Le programme de l’enseignement supérieur et universitaire a prévu une période de recherche, de rédaction et défense de mémoires et de travaux de fin de cycle, TFC. Cet exercice est réalisé par l’étudiant dans une discipline donnée. Mais je déplore le fait que parfois la défense des mémoires ou des TFC se transforme en une guerre de connaissances entre l’étudiant et ses enseignants.

Récemment, j’ai eu pitié d’une jeune étudiante qui défendait son travail de fin de cycle dans une université dont je tais le nom. La pauvre ! Elle est sortie toute traumatisée, tellement un des examinateurs l’avait coincée par des questions indigestes, des grands mots, des remontrances… Je me suis demandé s’il n’y avait pas un problème personnel entre eux, et que l’occasion était toute trouvée pour régler des comptes à l’étudiante. « Cet enseignant m’a vraiment torturée moralement », s’est exclamée la fille à la sortie.

Des « Je sais tout »

La question que je me pose est : la défense des travaux de fin de cycle est-elle une guerre entre récipiendaire et examinateur ? S’il me faut répondre, je dirais bien sûr que non. À mon avis, la soutenance de travaux de fin d’études devrait toujours être un temps de partage et non une guerre ou une compétition. C’est un moment solennel d’échange et de contribution à la science, à une profession… J’ai toujours dit que la science se complète. Il ne sert à rien de chercher des contradictions, ni de se livrer à une sorte de démonstration orgueilleuse du savoir et de l’intelligence.

En effet, personne ne connaît tout. Le professeur ne devrait pas chercher à humilier l’étudiant, mais plutôt l’aider à s’en sortir. L’étudiant à son tour devrait éviter de faire croire qu’il connaît déjà plus que son maître.

Il va sans dire que le nouveau chercheur étant à sa première expérience académique voudrait sans doute s’affirmer par son travail, en faisant valoir l’intérêt et la pertinence des résultats de sa recherche. De son côté, le professeur voudrait démontrer qu’il est bel et bien l’aîné scientifique du jeune chercheur. Mais dans tout cela, je dis à l’un et à l’autre que ce n’est pas une guerre. Vous n’êtes pas des ennemis.

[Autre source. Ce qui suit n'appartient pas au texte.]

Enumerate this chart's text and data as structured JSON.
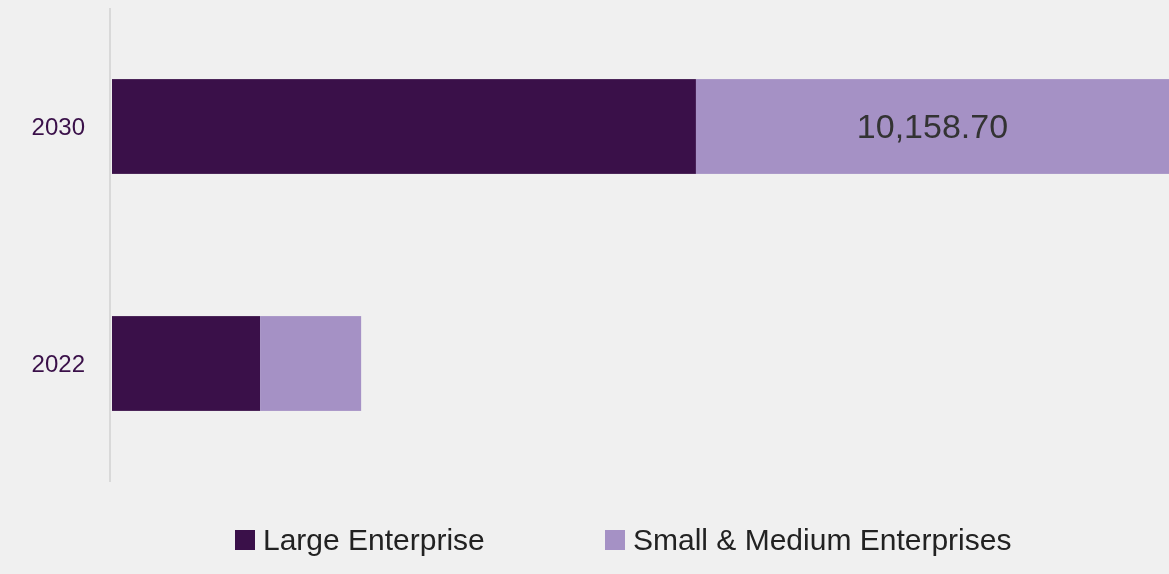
{
  "chart_data": {
    "type": "bar",
    "orientation": "horizontal",
    "stacked": true,
    "categories": [
      "2030",
      "2022"
    ],
    "series": [
      {
        "name": "Large Enterprise",
        "color": "#3a1049",
        "values": [
          12540,
          3180
        ]
      },
      {
        "name": "Small & Medium Enterprises",
        "color": "#a591c5",
        "values": [
          10158.7,
          2170
        ],
        "value_labels": [
          "10,158.70",
          null
        ]
      }
    ],
    "legend": "bottom"
  }
}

La salle de défense comme ring

Parfois, le constat est désolant. Certains professeurs interrogent dans le but de nuire et de confondre le néophyte en profitant de ses erreurs et balbutiements. D’autre part, il se peut que le jeune chercheur ne maitrise pas son propre travail, ou transforme la défense de son travail en un lieu de démonstration maladroite de ses connaissances. Il faut l’aider gentiment  à revenir sur terre. Car il semble oublier qu’il n’est encore qu’un débutant.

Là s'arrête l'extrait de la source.